Members of the rowing club said they would be willing to consider other city-owned property near the river for the boathouse.

The Indian River Rowing Club developed the concept for a community boathouse that would be used to store sculls, kayaks and other self-propelled watercraft.

Along with the boat storage, if funding permitted, there would be training room with rowing-related exercise equipment, administrative office space, and a banquet hall that would be available for the community’s use – not just the rowing club.

“This is something that is fundamental to our community,” Sullivan told the committee and likened community rowing to having a football team, tennis courts and golf courses.

Something had to give to make room for those facilities – and accommodations have to be made to handle the crowds they might generate.

Sullivan said that if the club were lucky, it would be able to attract or organize two rowing regattas a year. Only in those instances would rowing traffic possibly interfere with motorized boat traffic, he said.

Sullivan suspects that if a boathouse with training and meeting space were established in Vero Beach, the city could attract rowers from the North or from around the world for training in the off season.

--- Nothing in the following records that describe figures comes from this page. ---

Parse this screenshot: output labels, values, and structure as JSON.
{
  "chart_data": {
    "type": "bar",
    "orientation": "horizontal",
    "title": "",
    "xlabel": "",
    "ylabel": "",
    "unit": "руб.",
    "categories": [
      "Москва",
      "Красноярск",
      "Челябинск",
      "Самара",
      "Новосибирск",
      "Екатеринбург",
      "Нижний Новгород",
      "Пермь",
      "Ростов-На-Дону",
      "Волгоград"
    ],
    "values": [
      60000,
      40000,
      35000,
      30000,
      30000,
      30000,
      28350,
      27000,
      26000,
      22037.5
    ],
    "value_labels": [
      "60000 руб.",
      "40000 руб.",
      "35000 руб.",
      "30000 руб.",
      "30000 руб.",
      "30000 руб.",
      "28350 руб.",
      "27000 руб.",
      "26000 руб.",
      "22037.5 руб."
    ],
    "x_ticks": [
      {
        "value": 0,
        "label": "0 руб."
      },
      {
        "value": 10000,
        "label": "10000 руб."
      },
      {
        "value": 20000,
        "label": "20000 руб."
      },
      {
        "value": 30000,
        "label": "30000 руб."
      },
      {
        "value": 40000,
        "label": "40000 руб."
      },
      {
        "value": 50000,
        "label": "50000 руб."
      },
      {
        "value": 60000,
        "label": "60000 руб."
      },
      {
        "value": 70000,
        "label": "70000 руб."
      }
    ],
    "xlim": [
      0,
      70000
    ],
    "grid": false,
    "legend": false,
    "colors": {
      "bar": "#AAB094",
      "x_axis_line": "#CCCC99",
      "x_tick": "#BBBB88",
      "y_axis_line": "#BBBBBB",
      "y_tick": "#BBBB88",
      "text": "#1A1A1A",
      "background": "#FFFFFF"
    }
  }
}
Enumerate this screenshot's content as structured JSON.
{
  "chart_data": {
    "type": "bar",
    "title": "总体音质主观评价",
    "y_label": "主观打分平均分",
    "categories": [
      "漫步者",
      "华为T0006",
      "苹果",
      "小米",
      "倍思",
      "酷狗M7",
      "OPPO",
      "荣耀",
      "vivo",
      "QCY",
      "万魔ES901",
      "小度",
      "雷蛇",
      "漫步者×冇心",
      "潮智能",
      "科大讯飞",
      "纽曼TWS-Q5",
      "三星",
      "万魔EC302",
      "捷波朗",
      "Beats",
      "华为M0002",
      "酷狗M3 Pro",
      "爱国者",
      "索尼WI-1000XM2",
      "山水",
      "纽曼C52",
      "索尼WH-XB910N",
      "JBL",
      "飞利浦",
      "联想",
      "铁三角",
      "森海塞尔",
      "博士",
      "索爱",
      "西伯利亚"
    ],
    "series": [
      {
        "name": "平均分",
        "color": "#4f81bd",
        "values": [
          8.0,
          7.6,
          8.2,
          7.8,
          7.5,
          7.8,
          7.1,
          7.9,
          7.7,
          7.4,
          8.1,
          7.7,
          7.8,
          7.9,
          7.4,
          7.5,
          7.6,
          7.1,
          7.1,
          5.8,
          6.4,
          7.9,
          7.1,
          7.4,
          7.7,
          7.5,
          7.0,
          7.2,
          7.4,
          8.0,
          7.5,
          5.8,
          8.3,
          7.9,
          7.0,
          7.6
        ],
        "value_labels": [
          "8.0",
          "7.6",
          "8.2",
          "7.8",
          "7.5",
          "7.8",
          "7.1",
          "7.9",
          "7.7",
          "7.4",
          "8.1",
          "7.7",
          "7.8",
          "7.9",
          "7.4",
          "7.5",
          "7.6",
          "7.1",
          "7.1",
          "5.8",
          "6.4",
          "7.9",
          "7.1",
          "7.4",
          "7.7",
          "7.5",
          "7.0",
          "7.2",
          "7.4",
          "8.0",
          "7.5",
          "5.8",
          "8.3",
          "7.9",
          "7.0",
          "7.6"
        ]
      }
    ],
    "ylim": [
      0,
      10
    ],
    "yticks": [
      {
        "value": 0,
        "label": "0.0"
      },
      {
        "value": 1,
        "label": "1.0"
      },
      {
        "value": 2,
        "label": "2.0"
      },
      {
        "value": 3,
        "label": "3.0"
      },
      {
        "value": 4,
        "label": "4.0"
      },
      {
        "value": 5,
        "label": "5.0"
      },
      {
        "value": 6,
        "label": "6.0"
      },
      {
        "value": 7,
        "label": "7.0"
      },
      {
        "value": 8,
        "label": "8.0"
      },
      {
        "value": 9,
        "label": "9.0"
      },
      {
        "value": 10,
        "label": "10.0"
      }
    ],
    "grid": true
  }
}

Already, the boathouse at the C-54 Canal near Fellsmere, in Brevard County, attracts colleges from around the country looking for warmer waters during winter. The Sebastian River High School rowing team trains out of the C-54 Canal.

Vero Beach High does not have a rowing team, but might develop a rowing program if a boathouse were nearby, Sullivan said.

Committee members unanimously signed off on the Indian River Rowing Club’s conceptual plan, but told the group that it must work to flesh out its business plan and financial model before presenting to the Vero Beach City Council.